Scientists have developed a groundbreaking "biocomputer" that merges lab-grown human brain tissue with electronic circuits, showcasing capabilities such as voice recognition. Published in Nature Electronics, the study outlines how researchers transformed clusters of human cells called "organoids" into neurons and integrated them with electronic circuits, coining the term "Brainoware" for the resulting system.

This hybrid biocomputer, blending artificial and biological components, demonstrates potential applications in artificial intelligence systems and advancements in neuroscience research. Brainoware employs brain organoids, bundles of human cell-mimicking tissue used to model organs. These organoids, derived from versatile stem cells, were manipulated into neurons resembling those in the human brain.

Feng Guo, a bioengineer at the University of Indiana Bloomington and co-author of the study, explains the initiative as building a "bridge between AI and organoids." The objective is to explore whether the biological neural network within brain organoids can contribute to computing: "We wanted to ask the question of whether we can leverage the biological neural network within the brain organoid for computing," he says.

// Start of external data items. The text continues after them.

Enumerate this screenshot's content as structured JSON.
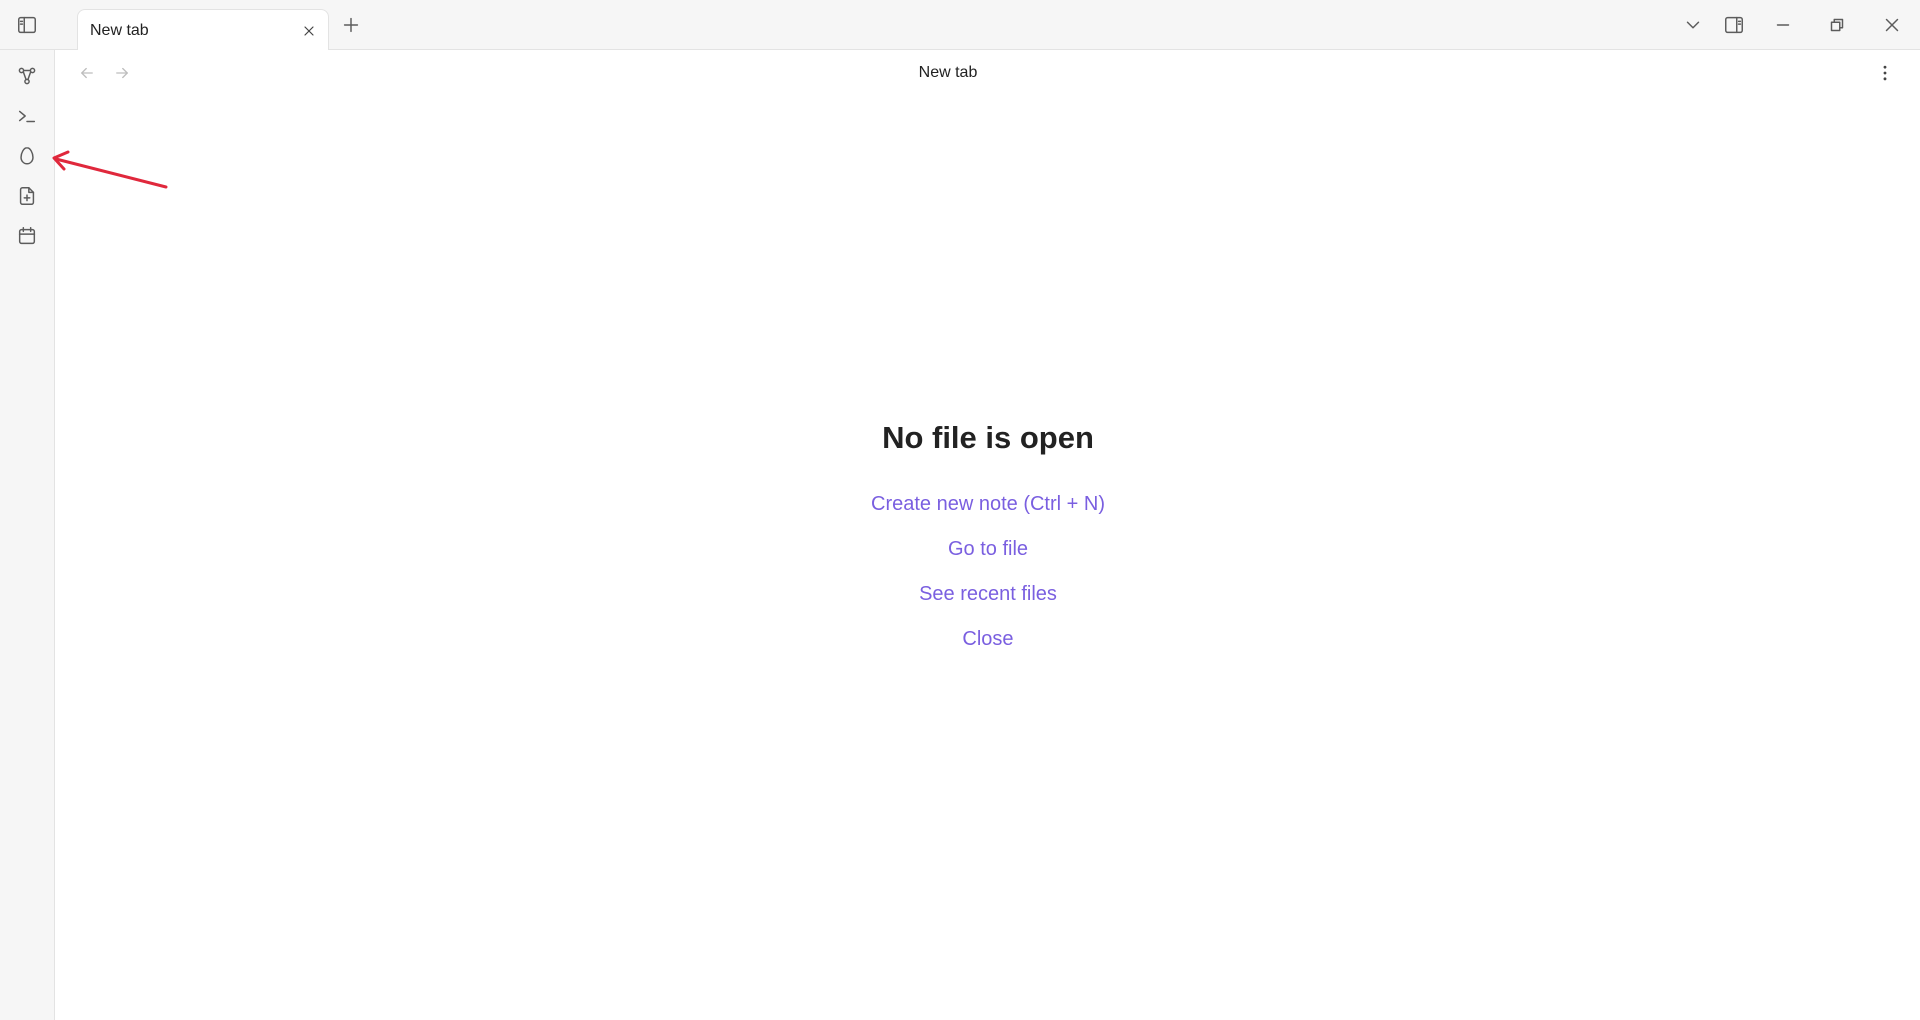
{
  "titlebar": {
    "tab": {
      "title": "New tab"
    }
  },
  "view": {
    "title": "New tab"
  },
  "empty_state": {
    "title": "No file is open",
    "actions": [
      {
        "label": "Create new note (Ctrl + N)"
      },
      {
        "label": "Go to file"
      },
      {
        "label": "See recent files"
      },
      {
        "label": "Close"
      }
    ]
  },
  "colors": {
    "accent": "#7a5fe0",
    "annotation_arrow": "#e0283c"
  },
  "icons": {
    "titlebar": [
      "sidebar-toggle-icon",
      "close-icon",
      "plus-icon",
      "chevron-down-icon",
      "right-sidebar-icon",
      "minimize-icon",
      "restore-icon",
      "close-window-icon"
    ],
    "ribbon": [
      "graph-view-icon",
      "terminal-icon",
      "egg-icon",
      "new-file-icon",
      "calendar-icon"
    ],
    "nav": [
      "arrow-left-icon",
      "arrow-right-icon",
      "more-options-icon"
    ]
  }
}
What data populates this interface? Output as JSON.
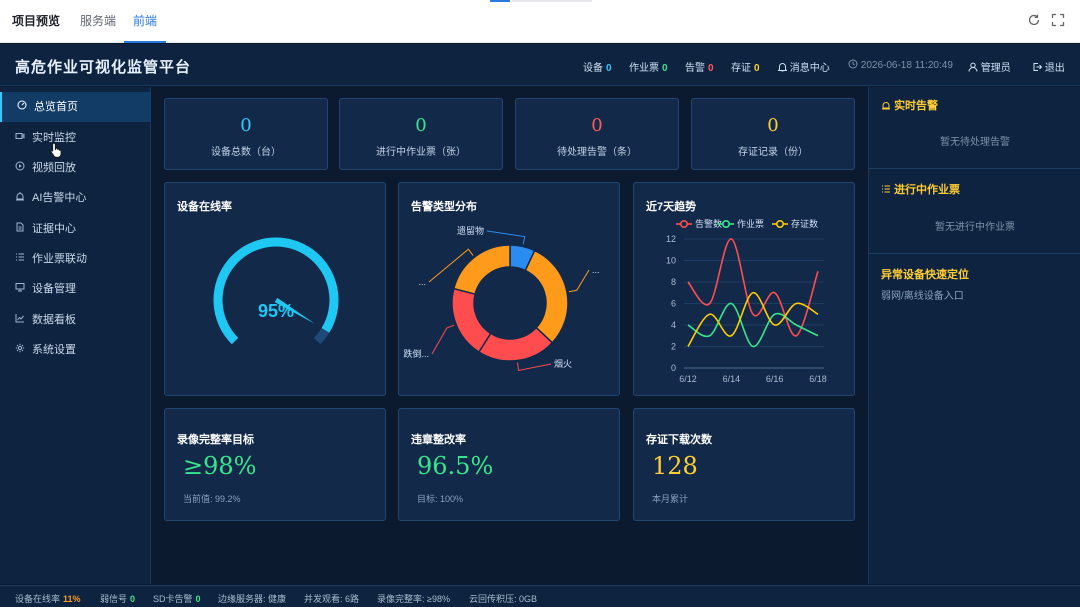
{
  "preview": {
    "title": "项目预览",
    "tabs": [
      "服务端",
      "前端"
    ],
    "active_tab": "前端"
  },
  "header": {
    "title": "高危作业可视化监管平台",
    "device_label": "设备",
    "device_value": "0",
    "ticket_label": "作业票",
    "ticket_value": "0",
    "alarm_label": "告警",
    "alarm_value": "0",
    "evidence_label": "存证",
    "evidence_value": "0",
    "messages": "消息中心",
    "datetime": "2026-06-18 11:20:49",
    "user": "管理员",
    "logout": "退出"
  },
  "sidebar": {
    "items": [
      {
        "label": "总览首页",
        "icon": "dashboard-icon"
      },
      {
        "label": "实时监控",
        "icon": "video-icon"
      },
      {
        "label": "视频回放",
        "icon": "play-icon"
      },
      {
        "label": "AI告警中心",
        "icon": "alarm-icon"
      },
      {
        "label": "证据中心",
        "icon": "document-icon"
      },
      {
        "label": "作业票联动",
        "icon": "list-icon"
      },
      {
        "label": "设备管理",
        "icon": "monitor-icon"
      },
      {
        "label": "数据看板",
        "icon": "chart-icon"
      },
      {
        "label": "系统设置",
        "icon": "gear-icon"
      }
    ],
    "active": "总览首页"
  },
  "stats": [
    {
      "value": "0",
      "label": "设备总数（台）",
      "color": "#35c9ff"
    },
    {
      "value": "0",
      "label": "进行中作业票（张）",
      "color": "#39e58c"
    },
    {
      "value": "0",
      "label": "待处理告警（条）",
      "color": "#ff5a5a"
    },
    {
      "value": "0",
      "label": "存证记录（份）",
      "color": "#ffcc33"
    }
  ],
  "panels": {
    "online_title": "设备在线率",
    "alarm_type_title": "告警类型分布",
    "trend_title": "近7天趋势",
    "video_title": "录像完整率目标",
    "video_value": "≥98%",
    "video_sub": "当前值: 99.2%",
    "rectify_title": "违章整改率",
    "rectify_value": "96.5%",
    "rectify_sub": "目标: 100%",
    "download_title": "存证下载次数",
    "download_value": "128",
    "download_sub": "本月累计"
  },
  "chart_data": [
    {
      "type": "gauge",
      "value": 95,
      "value_label": "95%",
      "range": [
        0,
        100
      ],
      "color": "#1fc8f2"
    },
    {
      "type": "pie",
      "labels": [
        "遗留物",
        "...",
        "烟火",
        "跌倒...",
        "..."
      ],
      "values": [
        7,
        30,
        22,
        20,
        21
      ],
      "colors": [
        "#2a8cf0",
        "#ff9a1a",
        "#ff4d4f",
        "#ff4d4f",
        "#ff9a1a"
      ]
    },
    {
      "type": "line",
      "x": [
        "6/12",
        "6/13",
        "6/14",
        "6/15",
        "6/16",
        "6/17",
        "6/18"
      ],
      "x_ticks": [
        "6/12",
        "6/14",
        "6/16",
        "6/18"
      ],
      "ylim": [
        0,
        12
      ],
      "y_ticks": [
        0,
        2,
        4,
        6,
        8,
        10,
        12
      ],
      "legend_placement": "top",
      "series": [
        {
          "name": "告警数",
          "values": [
            8,
            6,
            12,
            5,
            7,
            3,
            9
          ],
          "color": "#ff4d4f"
        },
        {
          "name": "作业票",
          "values": [
            4,
            3,
            6,
            2,
            5,
            4,
            3
          ],
          "color": "#39e58c"
        },
        {
          "name": "存证数",
          "values": [
            2,
            5,
            3,
            7,
            4,
            6,
            5
          ],
          "color": "#ffcc00"
        }
      ]
    }
  ],
  "right_panel": {
    "realtime_alarm_title": "实时告警",
    "realtime_alarm_empty": "暂无待处理告警",
    "tickets_title": "进行中作业票",
    "tickets_empty": "暂无进行中作业票",
    "locate_title": "异常设备快速定位",
    "locate_link": "弱网/离线设备入口"
  },
  "footer": {
    "online_label": "设备在线率",
    "online_value": "11%",
    "weak_label": "弱信号",
    "weak_value": "0",
    "sd_label": "SD卡告警",
    "sd_value": "0",
    "edge": "边缘服务器: 健康",
    "viewers": "并发观看: 6路",
    "video": "录像完整率: ≥98%",
    "cloud": "云回传积压: 0GB"
  }
}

To create Brainoware, researchers placed a single organoid on a plate equipped with thousands of electrodes, establishing a connection between the brain tissue and electronic circuits. Input information was converted into electric pulses, transmitted to the organoid, and decoded using a machine-learning algorithm. In a practical demonstration, the system achieved voice recognition accuracy of 78% after being trained on 240 recordings of eight individuals.

The potential extends beyond AI, as Brainoware offers a unique opportunity to study the human brain. Arti Ahluwalia, a biomedical engineer at the University of Pisa, emphasises the ability of brain organoids to replicate the architecture and functionality of a working brain, facilitating research into neurological disorders like Alzheimer's.

Despite these promising prospects, challenges persist. Sustaining the viability of organoids poses a significant hurdle, requiring careful maintenance and growth in incubators. Moreover, scaling up these mini-brains for more complex tasks demands addressing issues of cost and complexity in cell cultivation.